Esplendor de Afrodita / Agustí­n Zavalza Garcí­a

CUCSH, 2014 B

Con mi asombrosa y afinada observación en la naturaleza humana, pude, fácilmente, descifrar su ingenua intención de verme acorralado. Sentía lástima por ella, lo confieso. Por lo pronto, fingiría no saber nada. Me propuse guardar una distancia, pero sin dejar de verme en sus ojos delatores. Y, cuando estuviésemos los dos, ahí, haciendo como si habláramos, me manejaría compasivo hacia ella, no haciéndola sentir detestable. ¿Por qué hacer uso de una crueldad innecesaria? Pronto vendrían un momento y un sitio indicados para ese determinante encuentro donde le pondría todo en claro procurando no hacerle algún daño.

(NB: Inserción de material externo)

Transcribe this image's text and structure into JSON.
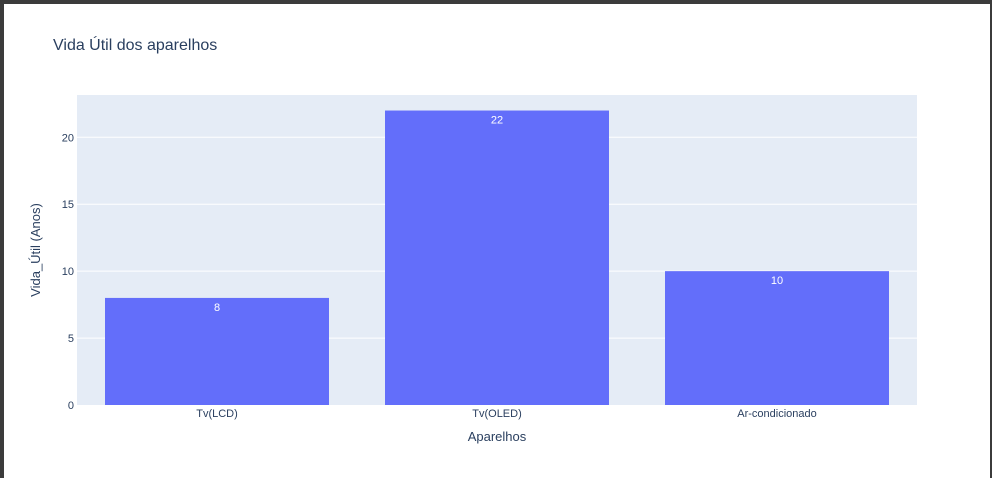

     Fue en una fiesta junto al mar, un lugar común con la música de siempre y las aburridas conversaciones de todos los días. De pronto la vi, bailaba y reía con sus disparatadas amigas; yo escuchaba de mis acompañantes bromas mediocres y carcajadas disonantes, a lo que mi ánimo respondía con un gesto como dibujado por la malcriada mano de un chiquillo con crayones.
     Me fui difuminando en el grupo sin que nadie lo notara y caminé hasta la playa. Era una noche tranquila en que las olas casi dormían como abandonando su escandalera. Pero entonces la escuché. Se acercaba diciendo mi nombre, cada vez más cerca. Y, atacado por mi propio nombre, reaccioné. Volteé. Vi su maldito esplendor de Afrodita por el que salía su voz invadiéndome todo. Quise destruirlas de inmediato, a su sonrisa astuta y a sus necias ganas de quererme. Entonces, decidido, a esa soberbia esencia divina me arrojé, con un contento despiadado, como lo haría satanás en una batalla final entre el infierno y la gloria. Así, así busqué en su piel y en todo su delicado cuerpo debilidades rotas, y encontré tantas que apenas las gemía todas. Le besé y acaricié con implacable y prolongada violencia. Al final, detoné toda la furia que me quedaba. En ese momento, el rey más poderoso hubiese abdicado a mi favor.
     Sin embargo, nos miramos de frente. No podía creer lo que acontecía: su sonrisa intacta, su mirada viva, su cuerpo sudado que proyectaba la luz del cielo. Entonces, casi al desfallecer, pasé débilmente mi mano por su rostro como pidiendo misericordia. Pronuncié un te quiero involuntario, y me fui cayendo, y me fui muriendo, y morí. Morí esa noche en una regocijante hoguera.